Me I am more the gentleman who gives my Infos to others when help is needed. I am not an expert in all things and willing to learn from more experienced modellers or hobbyists.

We all are a very big community of fine people with different skills of experiences. 

We all are enjoying our together hobby, so it is time to say thank you to all who are willing to share their Infos to others.

My I worked on the former eastern german state railroad short time just before our Backshop had been closed and around 12.000 employees got fired from one day to the next, because of making the railroad more efficient.


----------



## spikedrivingblues

I'm a new guy who has asked for help. Although I tried to always follow up I'm sure I'm guilty of moving on one way or another without letting others know how I made out.

I'll try to be better about that. Also, this is a good time to thank everyone here who has offered suggestions and advice. Thanks, guys!


----------



## teledoc

Spike, We appreciate hearing back from responders, who had success with whatever problem they started with. It lets us know that the help didn’t fall on deaf ears. Glad that you got the help you needed.:smilie_daumenpos:


----------



## DennyM

Kinda like holding the door for someone and they act like it's your job.


----------



## Trucker Sam

DennyM said:


> Kinda like holding the door for someone and they act like it's your job.


THAT’s when I pause the Gentleman function and call out in (not shouting mind you) a load voice to make sure they hear me; You’re welcome! Sometimes it works...


----------



## Dennis461

Trucker Sam said:


> DennyM said:
> 
> 
> 
> Kinda like holding the door for someone and they act like it's your job.
> 
> 
> 
> THAT’s when I pause the Gentleman function and call out in (not shouting mind you) a load voice to make sure they hear me; You’re welcome! Sometimes it works...
Click to expand...

I've been shouted at like that. I don't know when it became the norm to hold a door open for a healthy male. Would you also open my car door or give me your seat on a train? I suspect the person holding the door open may also be the person who stole my parking spot at the big box door. So, don't hold the door open for me. 

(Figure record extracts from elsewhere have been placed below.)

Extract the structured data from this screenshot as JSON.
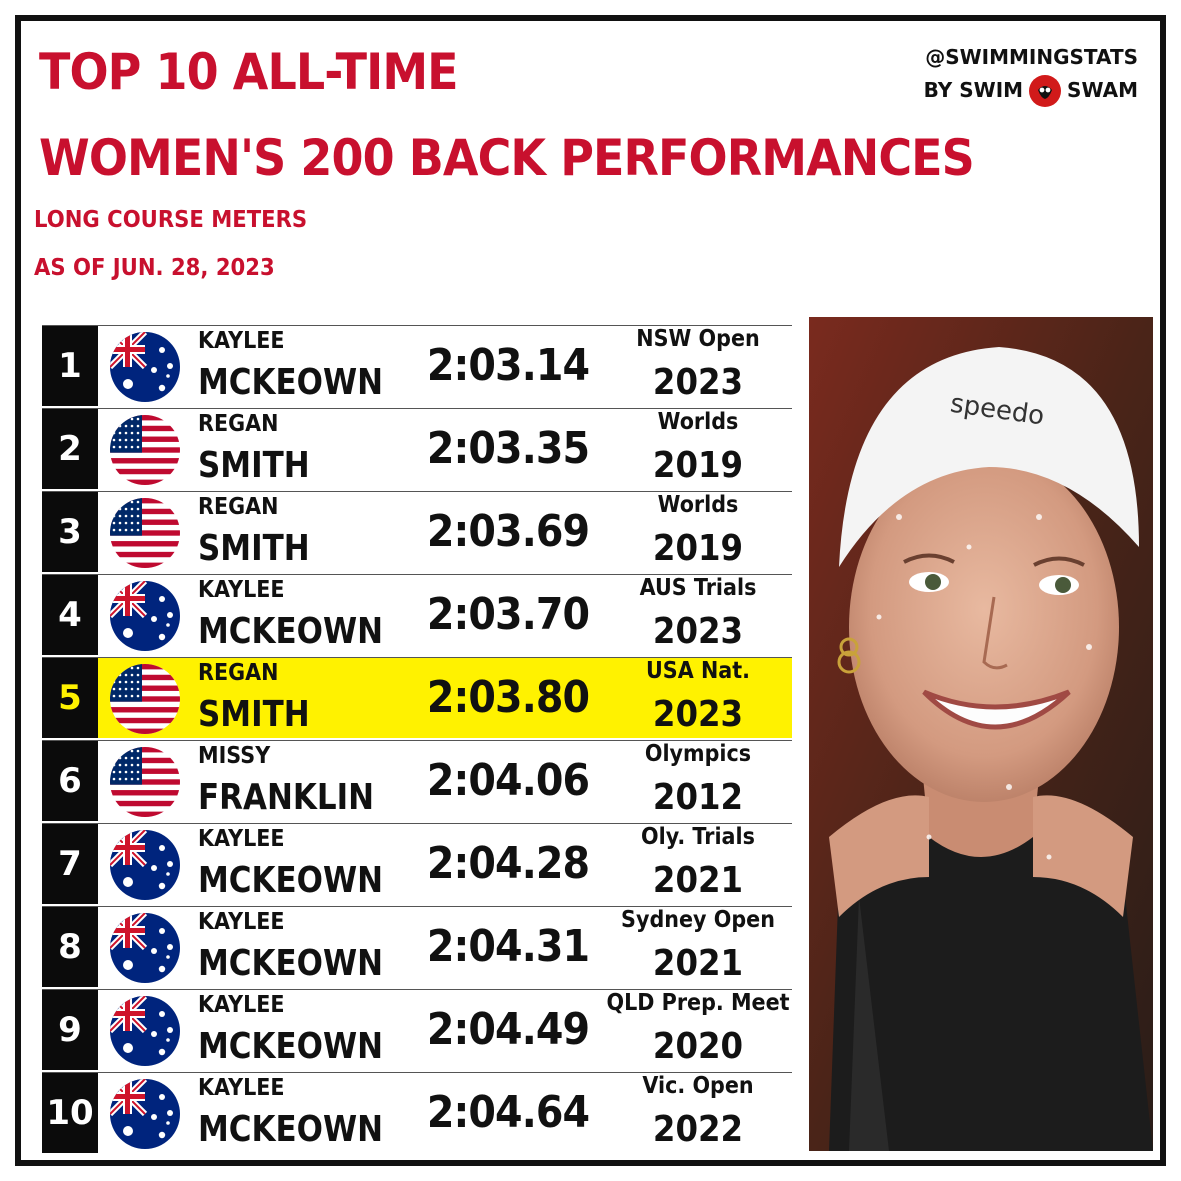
{
  "header": {
    "title_line1": "TOP 10 ALL-TIME",
    "title_line2": "WOMEN'S 200 BACK PERFORMANCES",
    "subtitle_line1": "LONG COURSE METERS",
    "subtitle_line2": "AS OF JUN. 28, 2023"
  },
  "brand": {
    "handle": "@SWIMMINGSTATS",
    "by_left": "BY SWIM",
    "by_right": "SWAM"
  },
  "colors": {
    "title_red": "#c8102e",
    "highlight_yellow": "#fff200",
    "rank_black": "#0b0b0b"
  },
  "rows": [
    {
      "rank": "1",
      "first": "KAYLEE",
      "last": "MCKEOWN",
      "time": "2:03.14",
      "meet": "NSW Open",
      "year": "2023",
      "flag": "australia-flag-icon",
      "highlight": false
    },
    {
      "rank": "2",
      "first": "REGAN",
      "last": "SMITH",
      "time": "2:03.35",
      "meet": "Worlds",
      "year": "2019",
      "flag": "usa-flag-icon",
      "highlight": false
    },
    {
      "rank": "3",
      "first": "REGAN",
      "last": "SMITH",
      "time": "2:03.69",
      "meet": "Worlds",
      "year": "2019",
      "flag": "usa-flag-icon",
      "highlight": false
    },
    {
      "rank": "4",
      "first": "KAYLEE",
      "last": "MCKEOWN",
      "time": "2:03.70",
      "meet": "AUS Trials",
      "year": "2023",
      "flag": "australia-flag-icon",
      "highlight": false
    },
    {
      "rank": "5",
      "first": "REGAN",
      "last": "SMITH",
      "time": "2:03.80",
      "meet": "USA Nat.",
      "year": "2023",
      "flag": "usa-flag-icon",
      "highlight": true
    },
    {
      "rank": "6",
      "first": "MISSY",
      "last": "FRANKLIN",
      "time": "2:04.06",
      "meet": "Olympics",
      "year": "2012",
      "flag": "usa-flag-icon",
      "highlight": false
    },
    {
      "rank": "7",
      "first": "KAYLEE",
      "last": "MCKEOWN",
      "time": "2:04.28",
      "meet": "Oly. Trials",
      "year": "2021",
      "flag": "australia-flag-icon",
      "highlight": false
    },
    {
      "rank": "8",
      "first": "KAYLEE",
      "last": "MCKEOWN",
      "time": "2:04.31",
      "meet": "Sydney Open",
      "year": "2021",
      "flag": "australia-flag-icon",
      "highlight": false
    },
    {
      "rank": "9",
      "first": "KAYLEE",
      "last": "MCKEOWN",
      "time": "2:04.49",
      "meet": "QLD Prep. Meet",
      "year": "2020",
      "flag": "australia-flag-icon",
      "highlight": false
    },
    {
      "rank": "10",
      "first": "KAYLEE",
      "last": "MCKEOWN",
      "time": "2:04.64",
      "meet": "Vic. Open",
      "year": "2022",
      "flag": "australia-flag-icon",
      "highlight": false
    }
  ],
  "photo": {
    "cap_text": "speedo",
    "icon": "swimmer-portrait-photo"
  }
}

Now, if holding the door open is polite with no hidden motive, why do you feel the need to shout if you are not thanked? Seems to cancel out any intended good will.


----------



## rogruth

Usually I will at least thank a poster/posters for an answer.


----------



## D&J Railroad

Hmmm, ya mean I'm expected to say thank you?
Maybe a special "thank you" or "it worked" sub-forum could be established for that


----------



## Fire21

How about just a "thank you" or "it worked" on the post where the advice was offered?


----------



## Old_Hobo

That makes more sense....how else would anyone know what they are being thanked for?


----------



## sid

Thank You for all the times nobody Thanked You to all the good people who helped other people with there RR problems ect and never got a Thank You. Thank You. sincerely from the thought less few whom did not Thank You. THANK YOU .:appl:


----------



## Old_Hobo

You are very welcome.....I think....


----------



## Chip

I want to thank the forum in general and you regulars who were here three years ago and helped me beyond measure. What I learned and what they gave me the confidence to try and learn on my own has given me the ability to embark on a 500 sq foot layout with a measure of confidence that would not have been possible without this forum. 

Again Thank You.


----------